5. According to a 2001 U.S. Surgeon General report, in 2000, overweight and obese Americans cost the U.S. economy an estimated $117 billion. Of that total, $61 billion covered direct medical costs; the remainder accounted for indirect costs, such as lost work time, disability and lost income due to premature death.

6. Obesity increases the risk and incidence of the following: heart attack, congestive heart failure, sudden cardiac death, angina and abnormal heart rhythm, hypertension, high cholesterol, arthritis, sleep apnea, a host of cancers and of course, diabetes. More than 80 percent of people with diabetes are overweight/obese.

7. If a pregnant mother is obese the risk of her or her baby dying is much greater, compared to a pregnant mother whose weight is normal -- the risk of maternal high blood pressure is 10 times higher. Obese mothers are more likely to have problems with labor and delivery. The risk of developing gestational diabetes is much higher if the woman is obese. Obese pregnant women are at a higher risk of giving birth to babies with birth defects, such as spina bifida.

Overfeeding your child to the point of obesity is child abuse, plain and simple. Is it not abusing your child to feed him so poorly that he/she develops a life-threatening disease? Children are rarely in charge of food shopping, cooking or feeding themselves so it is up to the parents to make those decisions for them. One legal precedent could be the catalyst that ends this rising tide of obesity and makes it against the law to breed fat children.
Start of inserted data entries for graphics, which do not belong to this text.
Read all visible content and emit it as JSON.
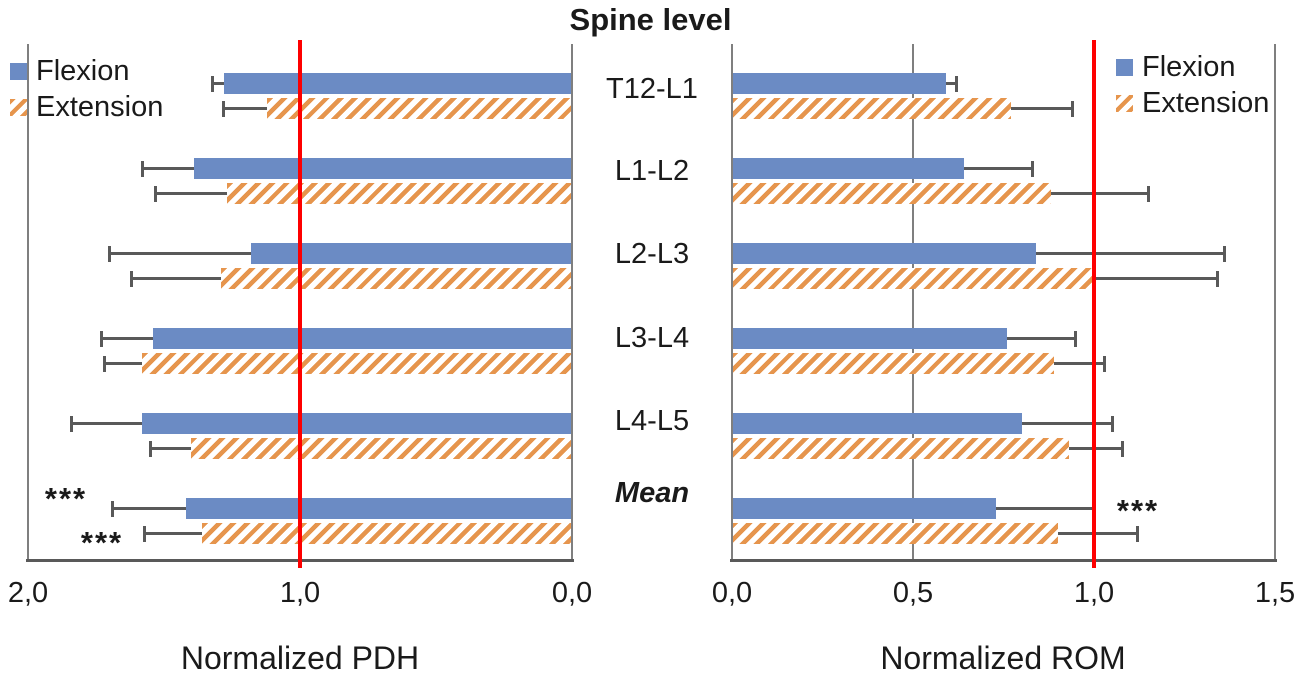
{
  "title": "Spine level",
  "legend": {
    "flexion": "Flexion",
    "extension": "Extension"
  },
  "spine_levels": [
    "T12-L1",
    "L1-L2",
    "L2-L3",
    "L3-L4",
    "L4-L5",
    "Mean"
  ],
  "significance": {
    "pdh_mean_flexion": "***",
    "pdh_mean_extension": "***",
    "rom_mean": "***"
  },
  "colors": {
    "flexion_blue": "#6b8bc4",
    "extension_orange": "#e6954d",
    "reference_line_red": "#fe0000",
    "error_bar_gray": "#595959",
    "border_gray": "#7f7f7f",
    "text": "#1a1a1a"
  },
  "chart_data": [
    {
      "id": "pdh",
      "type": "bar",
      "orientation": "horizontal",
      "xlabel": "Normalized PDH",
      "axis_reversed": true,
      "xlim": [
        2.0,
        0.0
      ],
      "reference_line": 1.0,
      "error_direction": "away_from_zero",
      "gridlines": [],
      "categories": [
        "T12-L1",
        "L1-L2",
        "L2-L3",
        "L3-L4",
        "L4-L5",
        "Mean"
      ],
      "series": [
        {
          "name": "Flexion",
          "values": [
            1.28,
            1.39,
            1.18,
            1.54,
            1.58,
            1.42
          ],
          "errors": [
            0.04,
            0.19,
            0.52,
            0.19,
            0.26,
            0.27
          ]
        },
        {
          "name": "Extension",
          "values": [
            1.12,
            1.27,
            1.29,
            1.58,
            1.4,
            1.36
          ],
          "errors": [
            0.16,
            0.26,
            0.33,
            0.14,
            0.15,
            0.21
          ]
        }
      ],
      "xticks": [
        {
          "value": 2.0,
          "label": "2,0"
        },
        {
          "value": 1.0,
          "label": "1,0"
        },
        {
          "value": 0.0,
          "label": "0,0"
        }
      ]
    },
    {
      "id": "rom",
      "type": "bar",
      "orientation": "horizontal",
      "xlabel": "Normalized ROM",
      "axis_reversed": false,
      "xlim": [
        0.0,
        1.5
      ],
      "reference_line": 1.0,
      "error_direction": "away_from_zero",
      "gridlines": [
        0.5
      ],
      "categories": [
        "T12-L1",
        "L1-L2",
        "L2-L3",
        "L3-L4",
        "L4-L5",
        "Mean"
      ],
      "series": [
        {
          "name": "Flexion",
          "values": [
            0.59,
            0.64,
            0.84,
            0.76,
            0.8,
            0.73
          ],
          "errors": [
            0.03,
            0.19,
            0.52,
            0.19,
            0.25,
            0.27
          ]
        },
        {
          "name": "Extension",
          "values": [
            0.77,
            0.88,
            1.0,
            0.89,
            0.93,
            0.9
          ],
          "errors": [
            0.17,
            0.27,
            0.34,
            0.14,
            0.15,
            0.22
          ]
        }
      ],
      "xticks": [
        {
          "value": 0.0,
          "label": "0,0"
        },
        {
          "value": 0.5,
          "label": "0,5"
        },
        {
          "value": 1.0,
          "label": "1,0"
        },
        {
          "value": 1.5,
          "label": "1,5"
        }
      ]
    }
  ]
}
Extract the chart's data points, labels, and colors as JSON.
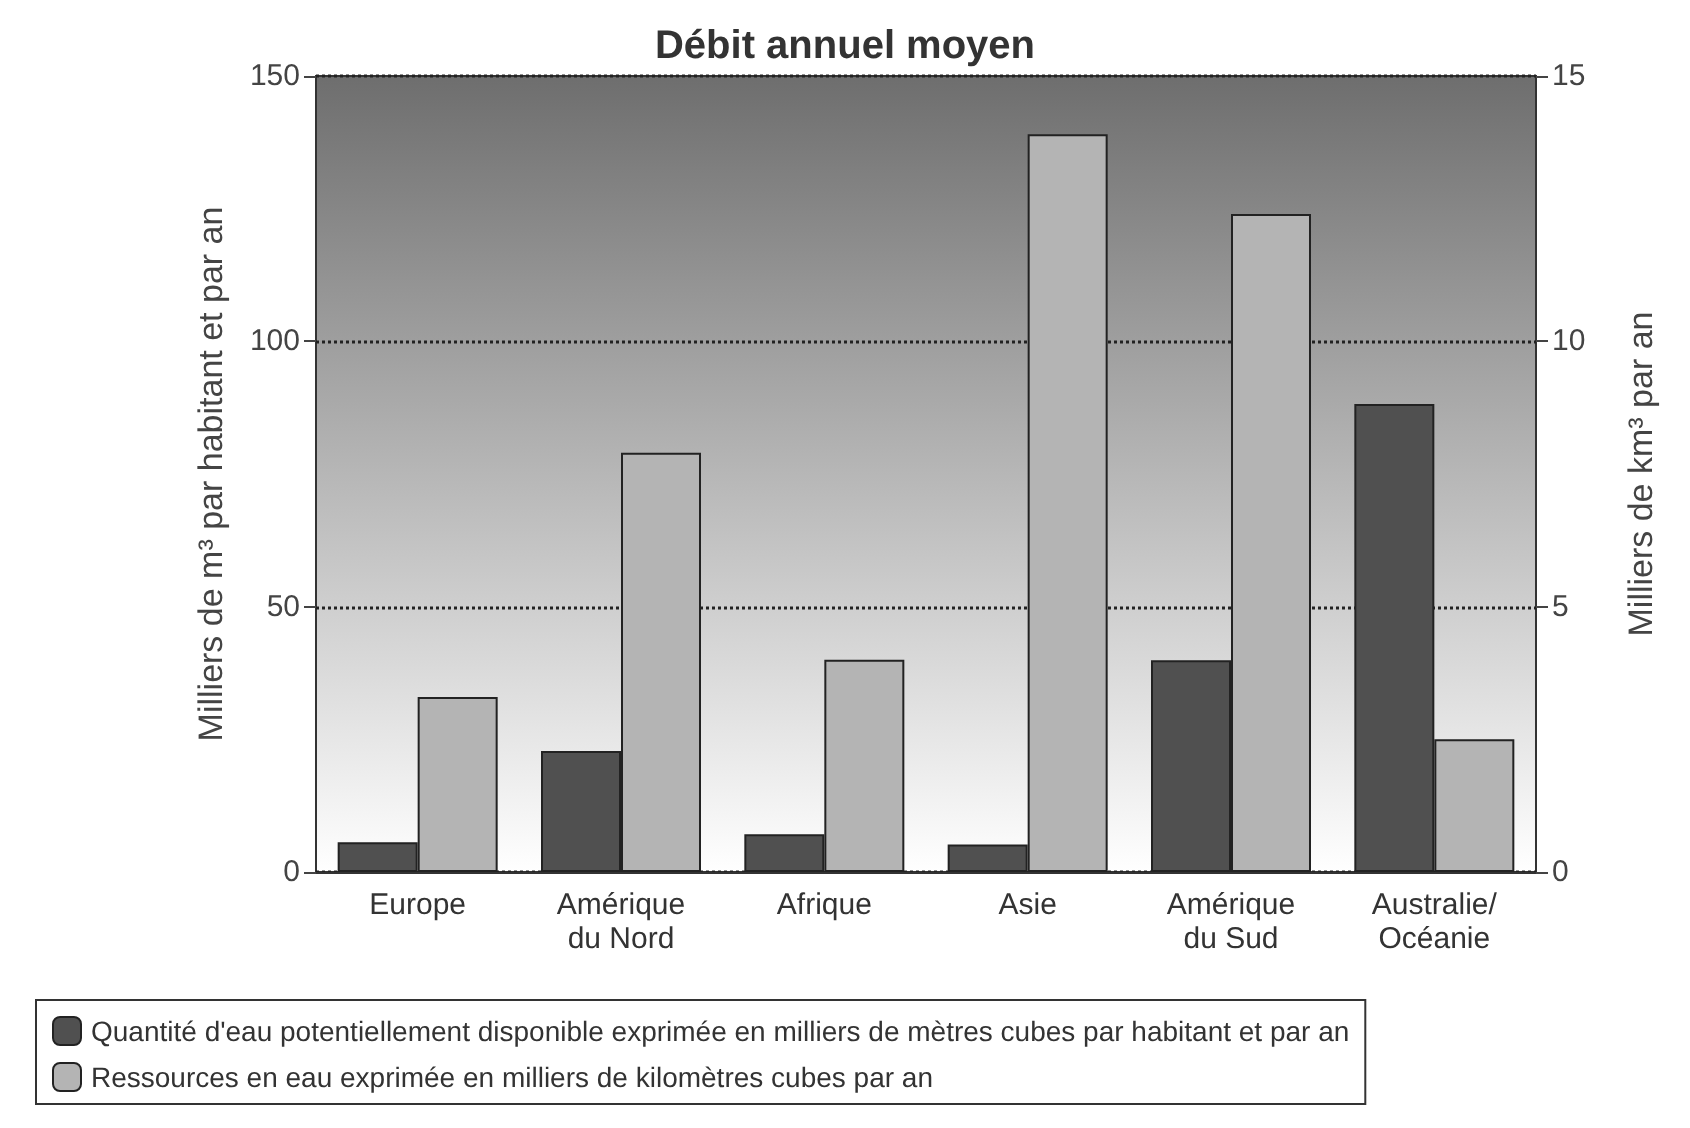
{
  "chart_data": {
    "type": "bar",
    "title": "Débit annuel moyen",
    "categories": [
      "Europe",
      "Amérique\ndu Nord",
      "Afrique",
      "Asie",
      "Amérique\ndu Sud",
      "Australie/\nOcéanie"
    ],
    "series": [
      {
        "name": "Quantité d'eau potentiellement disponible exprimée en milliers de mètres cubes par habitant et par an",
        "color": "#505050",
        "values": [
          5.6,
          22.8,
          7.1,
          5.2,
          39.9,
          88.2
        ]
      },
      {
        "name": "Ressources en eau exprimée en milliers de kilomètres cubes par an",
        "color": "#b4b4b4",
        "axis": "y2",
        "values": [
          3.3,
          7.9,
          4.0,
          13.9,
          12.4,
          2.5
        ]
      }
    ],
    "ylabel": "Milliers de m³ par habitant et par an",
    "y2label": "Milliers de km³ par an",
    "ylim": [
      0,
      150
    ],
    "yticks": [
      0,
      50,
      100,
      150
    ],
    "y2lim": [
      0,
      15
    ],
    "y2ticks": [
      0,
      5,
      10,
      15
    ],
    "grid": "y",
    "line_style": "dotted",
    "legend": "bottom"
  }
}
It's a winning solution for our nation's children, our overburdened healthcare system and the millions of families who lose loved ones far too soon due to their self-destructive behavior. And regardless of the law, feeding your child into obesity is not loving, caring or nurturing -- it's just plain ignorant and irresponsible. It's one of the most hurtful things you can do to a child both now and for the rest of his/her life and there is no just cause or reason for doing so. The government shouldn't have to police it's people's eating habits but it should protect it's children from abuse.